今年は少しハメをはずして、ハイドン以外も少し混ぜていこうかなと思ってもいます。
ブログで取り上げられているレヴァインのマーラー、私も昔、フィラデルフィア管との9番、5番を聴いて唸った覚えがあります。この全集手に入れてみようかと思います。

  • 2011/01/01 (Sat) 17:20
  • REPLY

yoshimi

”Andante and Variations F minor

新年、おめでとうございます。
本年もよろしくお願いいたします。

プレトニョフの”Andante and Variations F minor”をYoutubeで聴きました。
柔らかくて綺麗な音ですね。即興的な雰囲気がするというか、かなり自由に弾いているように感じるんですが...。(気のせいかも)
プレトニョフのベートーヴェンとは合わなかった記憶がありますが、ハイドンの曲はベートーヴェンと違って、あまり知らない分こだわりが薄いので、かえって聴きやすいかもしれません。

この変奏曲は初めて聴くのですが、とてもいい曲ですね!
演奏も良いからかもしれませんが、1度聴いただけで、凄く好きになりました。
ベートーヴェンの初期のピアノ・ソナタに少し似たものを感じるので(特に6分以降の部分)、べートーヴェンが好きな私には、デジャヴのような不思議な感覚です。
やっぱりハイドンとベートーヴェンはつながっているんですね。
そういうところが面白く思えますし、親近感が湧いてくるので、晩年の曲の方から聴いた方が入って行きやすいかもしれません。
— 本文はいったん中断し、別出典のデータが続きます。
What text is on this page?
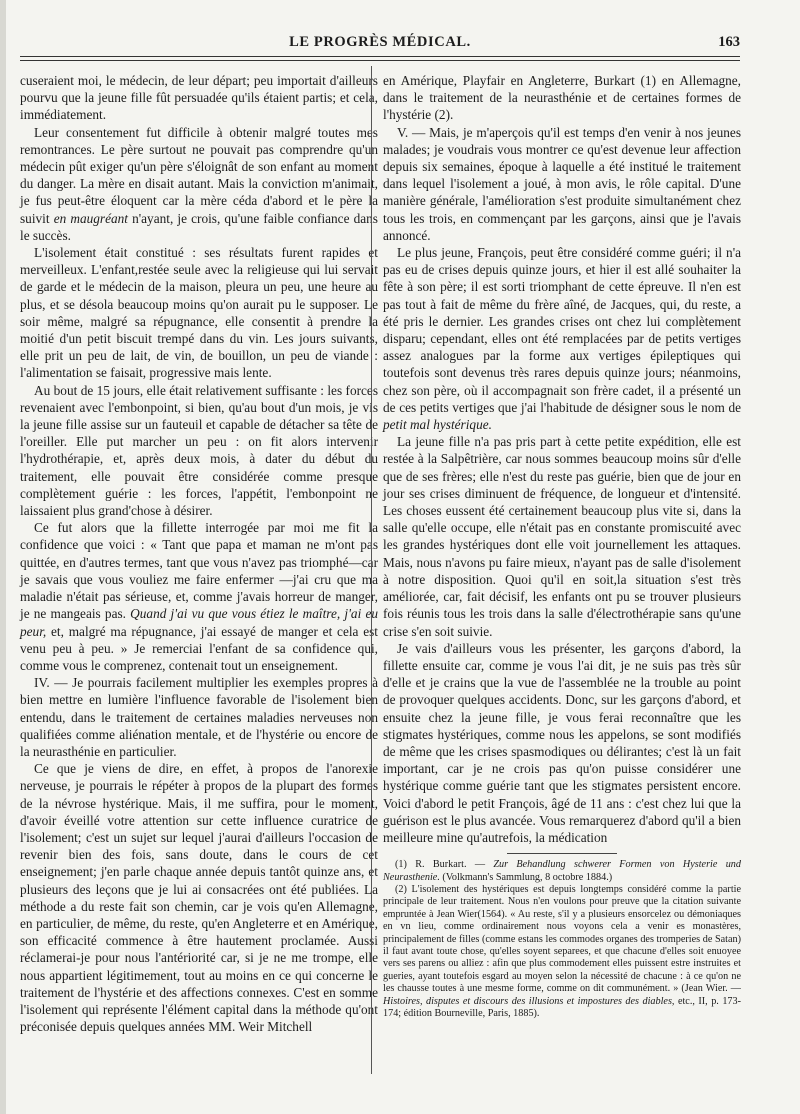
LE PROGRÈS MÉDICAL.	163

cuseraient moi, le médecin, de leur départ; peu importait d'ailleurs pourvu que la jeune fille fût persuadée qu'ils étaient partis; et cela, immédiatement.

Leur consentement fut difficile à obtenir malgré toutes mes remontrances. Le père surtout ne pouvait pas comprendre qu'un médecin pût exiger qu'un père s'éloignât de son enfant au moment du danger. La mère en disait autant. Mais la conviction m'animait, je fus peut-être éloquent car la mère céda d'abord et le père la suivit en maugréant n'ayant, je crois, qu'une faible confiance dans le succès.

L'isolement était constitué : ses résultats furent rapides et merveilleux. L'enfant,restée seule avec la religieuse qui lui servait de garde et le médecin de la maison, pleura un peu, une heure au plus, et se désola beaucoup moins qu'on aurait pu le supposer. Le soir même, malgré sa répugnance, elle consentit à prendre la moitié d'un petit biscuit trempé dans du vin. Les jours suivants, elle prit un peu de lait, de vin, de bouillon, un peu de viande : l'alimentation se faisait, progressive mais lente.

Au bout de 15 jours, elle était relativement suffisante : les forces revenaient avec l'embonpoint, si bien, qu'au bout d'un mois, je vis la jeune fille assise sur un fauteuil et capable de détacher sa tête de l'oreiller. Elle put marcher un peu : on fit alors intervenir l'hydrothérapie, et, après deux mois, à dater du début du traitement, elle pouvait être considérée comme presque complètement guérie : les forces, l'appétit, l'embonpoint ne laissaient plus grand'chose à désirer.

Ce fut alors que la fillette interrogée par moi me fit la confidence que voici : « Tant que papa et maman ne m'ont pas quittée, en d'autres termes, tant que vous n'avez pas triomphé—car je savais que vous vouliez me faire enfermer —j'ai cru que ma maladie n'était pas sérieuse, et, comme j'avais horreur de manger, je ne mangeais pas. Quand j'ai vu que vous étiez le maître, j'ai eu peur, et, malgré ma répugnance, j'ai essayé de manger et cela est venu peu à peu. » Je remerciai l'enfant de sa confidence qui, comme vous le comprenez, contenait tout un enseignement.

IV. — Je pourrais facilement multiplier les exemples propres à bien mettre en lumière l'influence favorable de l'isolement bien entendu, dans le traitement de certaines maladies nerveuses non qualifiées comme aliénation mentale, et de l'hystérie ou encore de la neurasthénie en particulier.

Ce que je viens de dire, en effet, à propos de l'anorexie nerveuse, je pourrais le répéter à propos de la plupart des formes de la névrose hystérique. Mais, il me suffira, pour le moment, d'avoir éveillé votre attention sur cette influence curatrice de l'isolement; c'est un sujet sur lequel j'aurai d'ailleurs l'occasion de revenir bien des fois, sans doute, dans le cours de cet enseignement; j'en parle chaque année depuis tantôt quinze ans, et plusieurs des leçons que je lui ai consacrées ont été publiées. La méthode a du reste fait son chemin, car je vois qu'en Allemagne, en particulier, de même, du reste, qu'en Angleterre et en Amérique, son efficacité commence à être hautement proclamée. Aussi réclamerai-je pour nous l'antériorité car, si je ne me trompe, elle nous appartient légitimement, tout au moins en ce qui concerne le traitement de l'hystérie et des affections connexes. C'est en somme l'isolement qui représente l'élément capital dans la méthode qu'ont préconisée depuis quelques années MM. Weir Mitchell

en Amérique, Playfair en Angleterre, Burkart (1) en Allemagne, dans le traitement de la neurasthénie et de certaines formes de l'hystérie (2).

V. — Mais, je m'aperçois qu'il est temps d'en venir à nos jeunes malades; je voudrais vous montrer ce qu'est devenue leur affection depuis six semaines, époque à laquelle a été institué le traitement dans lequel l'isolement a joué, à mon avis, le rôle capital. D'une manière générale, l'amélioration s'est produite simultanément chez tous les trois, en commençant par les garçons, ainsi que je l'avais annoncé.

Le plus jeune, François, peut être considéré comme guéri; il n'a pas eu de crises depuis quinze jours, et hier il est allé souhaiter la fête à son père; il est sorti triomphant de cette épreuve. Il n'en est pas tout à fait de même du frère aîné, de Jacques, qui, du reste, a été pris le dernier. Les grandes crises ont chez lui complètement disparu; cependant, elles ont été remplacées par de petits vertiges assez analogues par la forme aux vertiges épileptiques qui toutefois sont devenus très rares depuis quinze jours; néanmoins, chez son père, où il accompagnait son frère cadet, il a présenté un de ces petits vertiges que j'ai l'habitude de désigner sous le nom de petit mal hystérique.

La jeune fille n'a pas pris part à cette petite expédition, elle est restée à la Salpêtrière, car nous sommes beaucoup moins sûr d'elle que de ses frères; elle n'est du reste pas guérie, bien que de jour en jour ses crises diminuent de fréquence, de longueur et d'intensité. Les choses eussent été certainement beaucoup plus vite si, dans la salle qu'elle occupe, elle n'était pas en constante promiscuité avec les grandes hystériques dont elle voit journellement les attaques. Mais, nous n'avons pu faire mieux, n'ayant pas de salle d'isolement à notre disposition. Quoi qu'il en soit,la situation s'est très améliorée, car, fait décisif, les enfants ont pu se trouver plusieurs fois réunis tous les trois dans la salle d'électrothérapie sans qu'une crise s'en soit suivie.

Je vais d'ailleurs vous les présenter, les garçons d'abord, la fillette ensuite car, comme je vous l'ai dit, je ne suis pas très sûr d'elle et je crains que la vue de l'assemblée ne la trouble au point de provoquer quelques accidents. Donc, sur les garçons d'abord, et ensuite chez la jeune fille, je vous ferai reconnaître que les stigmates hystériques, comme nous les appelons, se sont modifiés de même que les crises spasmodiques ou délirantes; c'est là un fait important, car je ne crois pas qu'on puisse considérer une hystérique comme guérie tant que les stigmates persistent encore. Voici d'abord le petit François, âgé de 11 ans : c'est chez lui que la guérison est le plus avancée. Vous remarquerez d'abord qu'il a bien meilleure mine qu'autrefois, la médication

(1) R. Burkart. — Zur Behandlung schwerer Formen von Hysterie und Neurasthenie. (Volkmann's Sammlung, 8 octobre 1884.)

(2) L'isolement des hystériques est depuis longtemps considéré comme la partie principale de leur traitement. Nous n'en voulons pour preuve que la citation suivante empruntée à Jean Wier(1564). « Au reste, s'il y a plusieurs ensorcelez ou démoniaques en vn lieu, comme ordinairement nous voyons cela a venir es monastères, principalement de filles (comme estans les commodes organes des tromperies de Satan) il faut avant toute chose, qu'elles soyent separees, et que chacune d'elles soit enuoyee vers ses parens ou alliez : afin que plus commodement elles puissent estre instruites et gueries, ayant toutefois esgard au moyen selon la nécessité de chacune : à ce qu'on ne les chausse toutes à une mesme forme, comme on dit communément. » (Jean Wier. — Histoires, disputes et discours des illusions et impostures des diables, etc., II, p. 173-174; édition Bourneville, Paris, 1885).
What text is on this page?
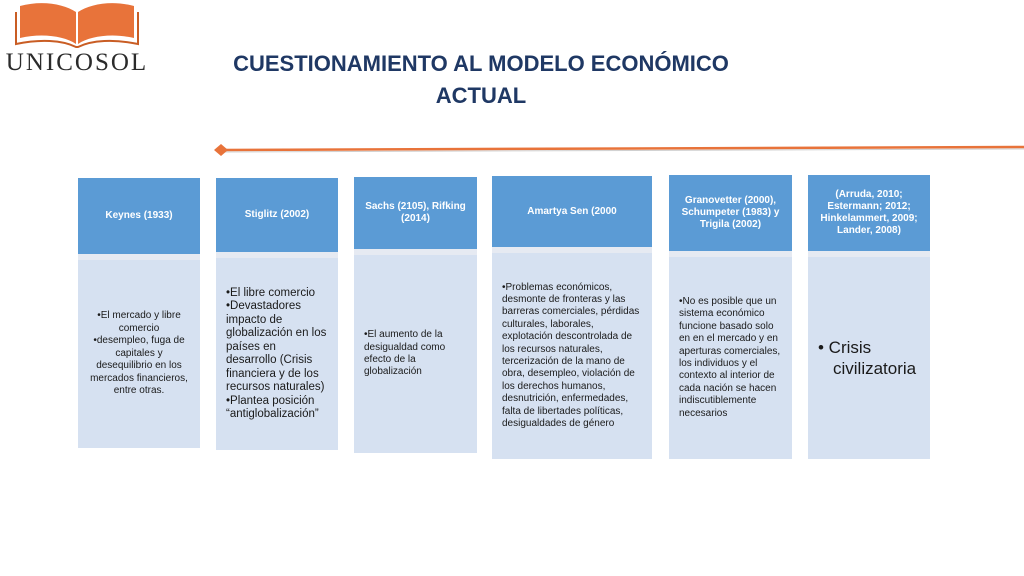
UNICOSOL	CUESTIONAMIENTO AL MODELO ECONÓMICO
ACTUAL
Keynes (1933)
•El mercado y libre comercio
•desempleo, fuga de capitales y desequilibrio en los mercados financieros, entre otras.
Stiglitz (2002)
•El libre comercio
•Devastadores impacto de globalización en los países en desarrollo (Crisis financiera y de los recursos naturales)
•Plantea posición “antiglobalización”
Sachs (2105), Rifking (2014)
•El aumento de la desigualdad como efecto de la globalización
Amartya Sen (2000
•Problemas económicos, desmonte de fronteras y las barreras comerciales, pérdidas culturales, laborales, explotación descontrolada de los recursos naturales, tercerización de la mano de obra, desempleo, violación de los derechos humanos, desnutrición, enfermedades, falta de libertades políticas, desigualdades de género
Granovetter (2000), Schumpeter (1983) y Trigila (2002)
•No es posible que un sistema económico funcione basado solo en en el mercado y en aperturas comerciales, los individuos y el contexto al interior de cada nación se hacen indiscutiblemente necesarios
(Arruda, 2010; Estermann; 2012; Hinkelammert, 2009; Lander, 2008)
• Crisis civilizatoria
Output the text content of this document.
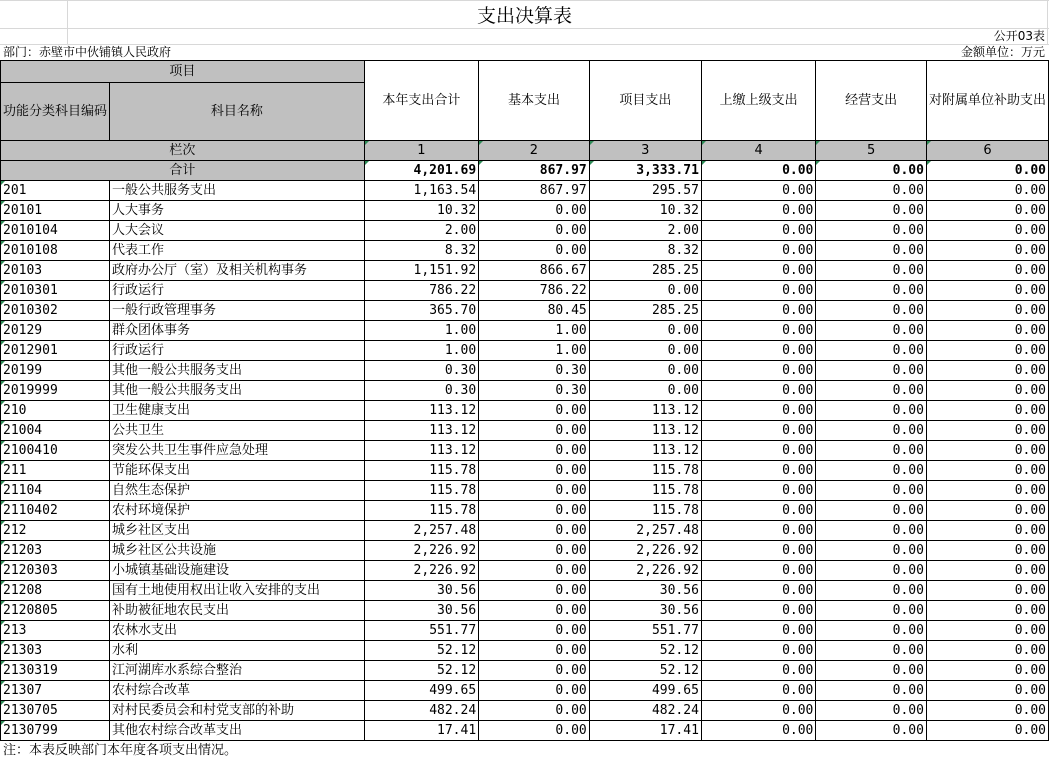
支出决算表
公开03表
部门：赤壁市中伙铺镇人民政府	金额单位：万元
项目		本年支出合计	基本支出	项目支出	上缴上级支出	经营支出	对附属单位补助支出
功能分类科目编码	科目名称						
栏次		1	2	3	4	5	6
合计		4,201.69	867.97	3,333.71	0.00	0.00	0.00
201	一般公共服务支出	1,163.54	867.97	295.57	0.00	0.00	0.00
20101	人大事务	10.32	0.00	10.32	0.00	0.00	0.00
2010104	人大会议	2.00	0.00	2.00	0.00	0.00	0.00
2010108	代表工作	8.32	0.00	8.32	0.00	0.00	0.00
20103	政府办公厅（室）及相关机构事务	1,151.92	866.67	285.25	0.00	0.00	0.00
2010301	行政运行	786.22	786.22	0.00	0.00	0.00	0.00
2010302	一般行政管理事务	365.70	80.45	285.25	0.00	0.00	0.00
20129	群众团体事务	1.00	1.00	0.00	0.00	0.00	0.00
2012901	行政运行	1.00	1.00	0.00	0.00	0.00	0.00
20199	其他一般公共服务支出	0.30	0.30	0.00	0.00	0.00	0.00
2019999	其他一般公共服务支出	0.30	0.30	0.00	0.00	0.00	0.00
210	卫生健康支出	113.12	0.00	113.12	0.00	0.00	0.00
21004	公共卫生	113.12	0.00	113.12	0.00	0.00	0.00
2100410	突发公共卫生事件应急处理	113.12	0.00	113.12	0.00	0.00	0.00
211	节能环保支出	115.78	0.00	115.78	0.00	0.00	0.00
21104	自然生态保护	115.78	0.00	115.78	0.00	0.00	0.00
2110402	农村环境保护	115.78	0.00	115.78	0.00	0.00	0.00
212	城乡社区支出	2,257.48	0.00	2,257.48	0.00	0.00	0.00
21203	城乡社区公共设施	2,226.92	0.00	2,226.92	0.00	0.00	0.00
2120303	小城镇基础设施建设	2,226.92	0.00	2,226.92	0.00	0.00	0.00
21208	国有土地使用权出让收入安排的支出	30.56	0.00	30.56	0.00	0.00	0.00
2120805	补助被征地农民支出	30.56	0.00	30.56	0.00	0.00	0.00
213	农林水支出	551.77	0.00	551.77	0.00	0.00	0.00
21303	水利	52.12	0.00	52.12	0.00	0.00	0.00
2130319	江河湖库水系综合整治	52.12	0.00	52.12	0.00	0.00	0.00
21307	农村综合改革	499.65	0.00	499.65	0.00	0.00	0.00
2130705	对村民委员会和村党支部的补助	482.24	0.00	482.24	0.00	0.00	0.00
2130799	其他农村综合改革支出	17.41	0.00	17.41	0.00	0.00	0.00
注：本表反映部门本年度各项支出情况。
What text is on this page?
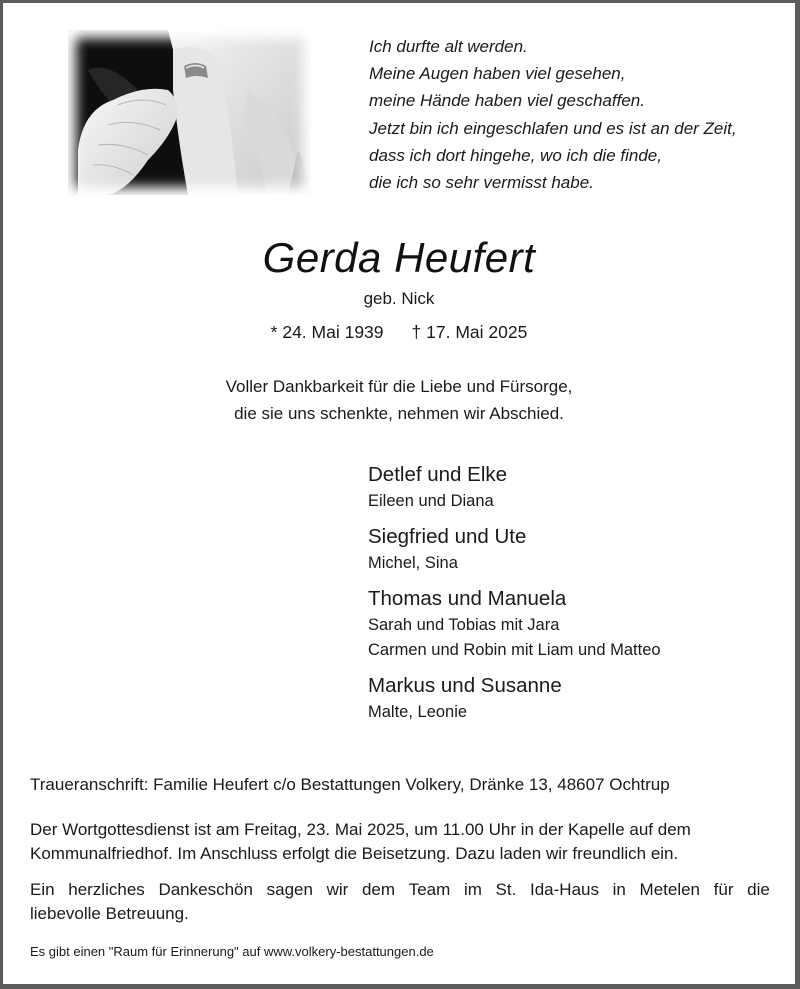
Ich durfte alt werden.
Meine Augen haben viel gesehen,
meine Hände haben viel geschaffen.
Jetzt bin ich eingeschlafen und es ist an der Zeit,
dass ich dort hingehe, wo ich die finde,
die ich so sehr vermisst habe.
Gerda Heufert
geb. Nick
* 24. Mai 1939 † 17. Mai 2025
Voller Dankbarkeit für die Liebe und Fürsorge,
die sie uns schenkte, nehmen wir Abschied.
Detlef und Elke
Eileen und Diana
Siegfried und Ute
Michel, Sina
Thomas und Manuela
Sarah und Tobias mit Jara
Carmen und Robin mit Liam und Matteo
Markus und Susanne
Malte, Leonie
Traueranschrift: Familie Heufert c/o Bestattungen Volkery, Dränke 13, 48607 Ochtrup
Der Wortgottesdienst ist am Freitag, 23. Mai 2025, um 11.00 Uhr in der Kapelle auf dem
Kommunalfriedhof. Im Anschluss erfolgt die Beisetzung. Dazu laden wir freundlich ein.
Ein herzliches Dankeschön sagen wir dem Team im St. Ida-Haus in Metelen für die
liebevolle Betreuung.
Es gibt einen "Raum für Erinnerung" auf www.volkery-bestattungen.de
先日ご紹介いただいたオルベルツの全集録音、ちょうどNMLで全曲聴くことができますので、どういう曲が好みなのか、まずこれでいろいろ聴いてみようと思います。
いろいろ教えていただいて、どうもありがとうございました。
詳しいレビュー記事がこれだけ多いブログは他にはありませんので、ハイドン初心者の私にはとても助かります。今年もいろいろ参考にさせてくださいね。

Daisy

Re: ”Andante and Variations F minor

yoshimiさん、あけましておめでとうございます。
今年もよろしくお願いいたします。
日頃ハイドンばかり聴いていて、しかもベートーヴェンのピアノソナタにはあんまり造詣が深くないときておりますので、ご指摘のハイドンとベートーヴェンのつながりを自身で実感したことはないんですね。
ただ、アンダンテと変奏曲はハイドンのピアノ曲の本質的魅力が凝縮されていることは確かなことだと思います。
ハイドンのソナタで個人的に好きなのはXVI:20やXVI:29です。オルベルツの誠実な演奏でも楽しめますし、リヒテルの迫力の演奏も素晴らしいものです。
そういえばフー・ツォンのソナタ集、注文しなくてはなりませんね。こちらも楽しみです。ついたらレビューしたいと思います。